The hero of Mysteries is a poseur, a pathological phenomenon who is part madman and part genius, pursued through 516 pages, never once out of sight. Every hour of his day is described. Hr Hamsun has both verbally and in writing attacked 'character' psychology ... He presents Nagel therefore as a split and divided person, bursting with contradictions, full of inconsistencies.... There are twenty characters in the book, but nineteen of them are there only to cast light on the poseur Nagel. The plot of Mysteries revolves round Nagel's love for Dagny, the daughter of a priest, a refined and educated flirt who ensnares him through her beauty. Disappointed in his love for this woman, torn apart by a sense that life is meaningless and banal, he goes mad, has visions, and loses all contact with life. He ends by drowning himself in the sea.

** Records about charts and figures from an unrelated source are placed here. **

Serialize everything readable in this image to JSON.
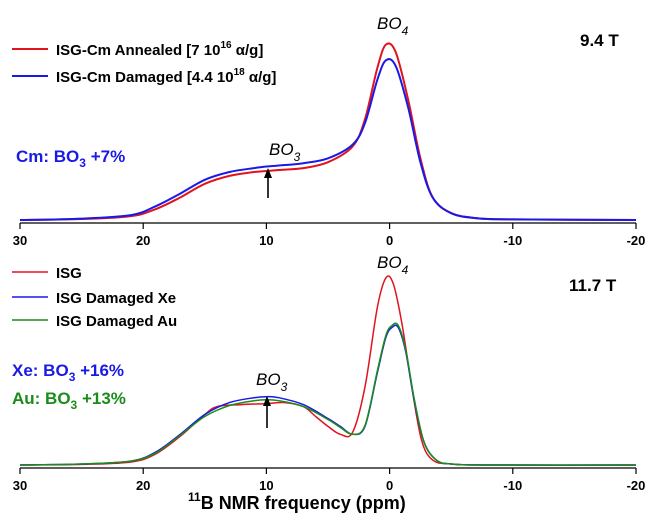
{
  "chart_data": [
    {
      "type": "line",
      "xlim": [
        30,
        -20
      ],
      "x_ticks": [
        "30",
        "20",
        "10",
        "0",
        "-10",
        "-20"
      ],
      "field_label": "9.4 T",
      "peak_labels": [
        {
          "base": "BO",
          "sub": "4",
          "x": 0.2
        },
        {
          "base": "BO",
          "sub": "3",
          "x": 10
        }
      ],
      "annotation": {
        "pre": "Cm: BO",
        "sub": "3",
        "post": " +7%",
        "color": "#1a1ae6"
      },
      "arrow_x": 10,
      "series": [
        {
          "name_pre": "ISG-Cm Annealed [7 10",
          "name_sup": "16",
          "name_post": " α/g]",
          "color": "#e0141e",
          "points": [
            [
              30,
              0.005
            ],
            [
              25,
              0.01
            ],
            [
              21,
              0.025
            ],
            [
              19,
              0.06
            ],
            [
              17,
              0.12
            ],
            [
              15,
              0.19
            ],
            [
              13,
              0.23
            ],
            [
              11,
              0.25
            ],
            [
              10,
              0.255
            ],
            [
              9,
              0.26
            ],
            [
              7,
              0.27
            ],
            [
              5,
              0.3
            ],
            [
              3,
              0.38
            ],
            [
              2,
              0.52
            ],
            [
              1,
              0.78
            ],
            [
              0.3,
              0.9
            ],
            [
              -0.5,
              0.86
            ],
            [
              -1.5,
              0.62
            ],
            [
              -2.5,
              0.32
            ],
            [
              -3.5,
              0.12
            ],
            [
              -5,
              0.04
            ],
            [
              -7,
              0.015
            ],
            [
              -10,
              0.008
            ],
            [
              -20,
              0.005
            ]
          ]
        },
        {
          "name_pre": "ISG-Cm Damaged [4.4 10",
          "name_sup": "18",
          "name_post": " α/g]",
          "color": "#1a1ae6",
          "points": [
            [
              30,
              0.005
            ],
            [
              25,
              0.012
            ],
            [
              21,
              0.03
            ],
            [
              19,
              0.075
            ],
            [
              17,
              0.14
            ],
            [
              15,
              0.21
            ],
            [
              13,
              0.25
            ],
            [
              11,
              0.27
            ],
            [
              10,
              0.278
            ],
            [
              9,
              0.283
            ],
            [
              7,
              0.295
            ],
            [
              5,
              0.32
            ],
            [
              3,
              0.39
            ],
            [
              2,
              0.5
            ],
            [
              1,
              0.72
            ],
            [
              0.3,
              0.82
            ],
            [
              -0.5,
              0.79
            ],
            [
              -1.5,
              0.58
            ],
            [
              -2.5,
              0.3
            ],
            [
              -3.5,
              0.12
            ],
            [
              -5,
              0.04
            ],
            [
              -7,
              0.015
            ],
            [
              -10,
              0.008
            ],
            [
              -20,
              0.005
            ]
          ]
        }
      ]
    },
    {
      "type": "line",
      "xlim": [
        30,
        -20
      ],
      "x_ticks": [
        "30",
        "20",
        "10",
        "0",
        "-10",
        "-20"
      ],
      "xlabel_pre": "11",
      "xlabel_main": "B NMR frequency (ppm)",
      "field_label": "11.7 T",
      "peak_labels": [
        {
          "base": "BO",
          "sub": "4",
          "x": 0.2
        },
        {
          "base": "BO",
          "sub": "3",
          "x": 10
        }
      ],
      "annotations": [
        {
          "pre": "Xe: BO",
          "sub": "3",
          "post": " +16%",
          "color": "#1a1ae6"
        },
        {
          "pre": "Au: BO",
          "sub": "3",
          "post": " +13%",
          "color": "#1a8c1a"
        }
      ],
      "arrow_x": 10,
      "series": [
        {
          "name": "ISG",
          "color": "#e0141e",
          "points": [
            [
              30,
              0.005
            ],
            [
              25,
              0.008
            ],
            [
              21,
              0.02
            ],
            [
              19,
              0.06
            ],
            [
              17,
              0.15
            ],
            [
              15,
              0.26
            ],
            [
              14,
              0.3
            ],
            [
              12,
              0.31
            ],
            [
              10,
              0.315
            ],
            [
              8.5,
              0.32
            ],
            [
              7,
              0.3
            ],
            [
              6,
              0.25
            ],
            [
              5,
              0.2
            ],
            [
              4,
              0.16
            ],
            [
              3,
              0.17
            ],
            [
              2,
              0.4
            ],
            [
              1,
              0.8
            ],
            [
              0.3,
              0.95
            ],
            [
              -0.3,
              0.92
            ],
            [
              -1,
              0.72
            ],
            [
              -1.8,
              0.4
            ],
            [
              -2.6,
              0.13
            ],
            [
              -3.5,
              0.03
            ],
            [
              -5,
              0.01
            ],
            [
              -8,
              0.005
            ],
            [
              -20,
              0.005
            ]
          ]
        },
        {
          "name": "ISG Damaged Xe",
          "color": "#1a1ae6",
          "points": [
            [
              30,
              0.005
            ],
            [
              25,
              0.01
            ],
            [
              21,
              0.025
            ],
            [
              19,
              0.07
            ],
            [
              17,
              0.16
            ],
            [
              15,
              0.26
            ],
            [
              13,
              0.32
            ],
            [
              11,
              0.345
            ],
            [
              10,
              0.35
            ],
            [
              9,
              0.345
            ],
            [
              7,
              0.31
            ],
            [
              5,
              0.24
            ],
            [
              4,
              0.2
            ],
            [
              3,
              0.16
            ],
            [
              2,
              0.2
            ],
            [
              1,
              0.47
            ],
            [
              0.3,
              0.65
            ],
            [
              -0.2,
              0.7
            ],
            [
              -0.7,
              0.7
            ],
            [
              -1.3,
              0.58
            ],
            [
              -2,
              0.33
            ],
            [
              -2.8,
              0.12
            ],
            [
              -3.8,
              0.03
            ],
            [
              -5,
              0.01
            ],
            [
              -8,
              0.005
            ],
            [
              -20,
              0.005
            ]
          ]
        },
        {
          "name": "ISG Damaged Au",
          "color": "#1a8c1a",
          "points": [
            [
              30,
              0.005
            ],
            [
              25,
              0.01
            ],
            [
              21,
              0.025
            ],
            [
              19,
              0.065
            ],
            [
              17,
              0.155
            ],
            [
              15,
              0.25
            ],
            [
              13,
              0.305
            ],
            [
              11,
              0.33
            ],
            [
              10,
              0.335
            ],
            [
              9,
              0.33
            ],
            [
              7,
              0.3
            ],
            [
              5,
              0.235
            ],
            [
              4,
              0.195
            ],
            [
              3,
              0.16
            ],
            [
              2,
              0.205
            ],
            [
              1,
              0.48
            ],
            [
              0.3,
              0.66
            ],
            [
              -0.2,
              0.71
            ],
            [
              -0.7,
              0.71
            ],
            [
              -1.3,
              0.59
            ],
            [
              -2,
              0.34
            ],
            [
              -2.8,
              0.12
            ],
            [
              -3.8,
              0.03
            ],
            [
              -5,
              0.01
            ],
            [
              -8,
              0.005
            ],
            [
              -20,
              0.005
            ]
          ]
        }
      ]
    }
  ]
}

On every single page of this thick book Hamsun has tried to amass and compress meaning. But the book cannot be described in précis; it consists of subtleties.


Mysteries is an extraordinary novel. More than any comparable work of the last hundred years, perhaps more even than Joyce's Ulysses, It gives us a sensation of being actually and physically close to another consciousness; close enough to hear it whirring and ticking to register sudden explosions of light within it, and consuming surges of darkness and obscurity. There is a powerful naturalness about the novel, a careering inevitability, tremendous technical and psychological subtlety and withal a sense that the whole thing is in fact a dazzling and half-conscious act of literary Improvisation. Literature has no genuine equivalent to the primitive painter, but in the force with which Hamsun writes in the eerily successful ineptness with which he wields the third person in what is essentially a first-person story, one is reminded sometimes of a great primitive painter like Rousseau, imposing a vision on the world in defiance of all the known laws of technique out of a divine conviction that this is how it is. What upset Hamsun most about the criticism was that his critics made the simple equation Nagel=Hamsun, and accepted the weird foolery and mental games and double bluffs as simply showing-off. The extravagance of his ambition in trying to display consciousness itself as the hero of his novel, and the thrilling nature of the results, went completely over their heads.